In my office, we have different people that work on the different aspects that all comprise interior design. One of the people who work on the renderings and CAD drawings, loves to draw Magna Art-I always thought these were a bit strange and I thought, that the figures really were created for the computer games.
I was totally incorrect! So I delved into understanding this art form and I thought I would share it with you!
Enjoy! Love, Jamie
We know manga today as embodied by Japanese comic books, drawn in a particular style, the characters presented with large eyes, small mouths, exuberant hairstyles and sometimes fantastical powers and often
expressing exaggerated emotion. The roots of manga go back a long way though and it developed out of the ancient Japanese narrative art of story-telling through sequential images as practised by Toba Sojo, a painter and priest working in the 11th century and possessing a well-developed sense of whimsy. Such was his influence on the development of manga – which means ‘humorous pictures’ – that 18th century concertina-style books of humorous pictures were known as ‘Toba-e’ or ‘Toba pictures’.

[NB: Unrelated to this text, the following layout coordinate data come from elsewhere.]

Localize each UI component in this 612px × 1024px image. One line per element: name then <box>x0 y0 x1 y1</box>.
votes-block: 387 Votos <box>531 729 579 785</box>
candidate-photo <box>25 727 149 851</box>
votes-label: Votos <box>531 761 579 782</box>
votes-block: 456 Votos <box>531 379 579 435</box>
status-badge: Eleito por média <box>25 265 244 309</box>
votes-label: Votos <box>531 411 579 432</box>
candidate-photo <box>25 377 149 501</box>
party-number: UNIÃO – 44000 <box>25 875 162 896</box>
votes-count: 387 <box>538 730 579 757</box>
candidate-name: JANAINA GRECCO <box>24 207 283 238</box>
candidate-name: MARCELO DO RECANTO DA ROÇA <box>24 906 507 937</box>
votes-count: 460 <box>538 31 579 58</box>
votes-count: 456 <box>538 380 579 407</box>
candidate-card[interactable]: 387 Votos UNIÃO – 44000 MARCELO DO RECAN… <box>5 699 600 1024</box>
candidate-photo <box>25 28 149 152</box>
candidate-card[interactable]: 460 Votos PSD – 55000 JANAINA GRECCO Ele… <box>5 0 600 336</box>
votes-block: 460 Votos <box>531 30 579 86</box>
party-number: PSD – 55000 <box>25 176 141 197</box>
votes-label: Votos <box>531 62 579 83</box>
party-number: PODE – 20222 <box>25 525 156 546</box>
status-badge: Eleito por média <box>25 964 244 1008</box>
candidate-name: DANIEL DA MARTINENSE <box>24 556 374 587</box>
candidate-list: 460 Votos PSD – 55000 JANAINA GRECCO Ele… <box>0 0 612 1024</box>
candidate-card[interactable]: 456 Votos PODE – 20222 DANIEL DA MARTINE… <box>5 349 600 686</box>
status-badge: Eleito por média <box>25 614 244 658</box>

Escapism is easy and digital environments and technologies make it so real. Our social interaction is as much, if not more, online and more and more people experience difficulty in distinguishing between the two. Witness recent court cases concerning the destruction of online avatars and love affairs between online personae causing real-world misery and divorce. The boundaries are so blurred in some cases that people cannot tell the difference anymore.
Historically, youth culture in the East has looked westwards for the inspiration and assimilation of ideas, music, clothes and identity but Manga Dreams shows us that this is a very different process – youth cultures in both the East and West are, for the first time, drawing on Eastern culture. This is Asian youth power manifesting itself through manga.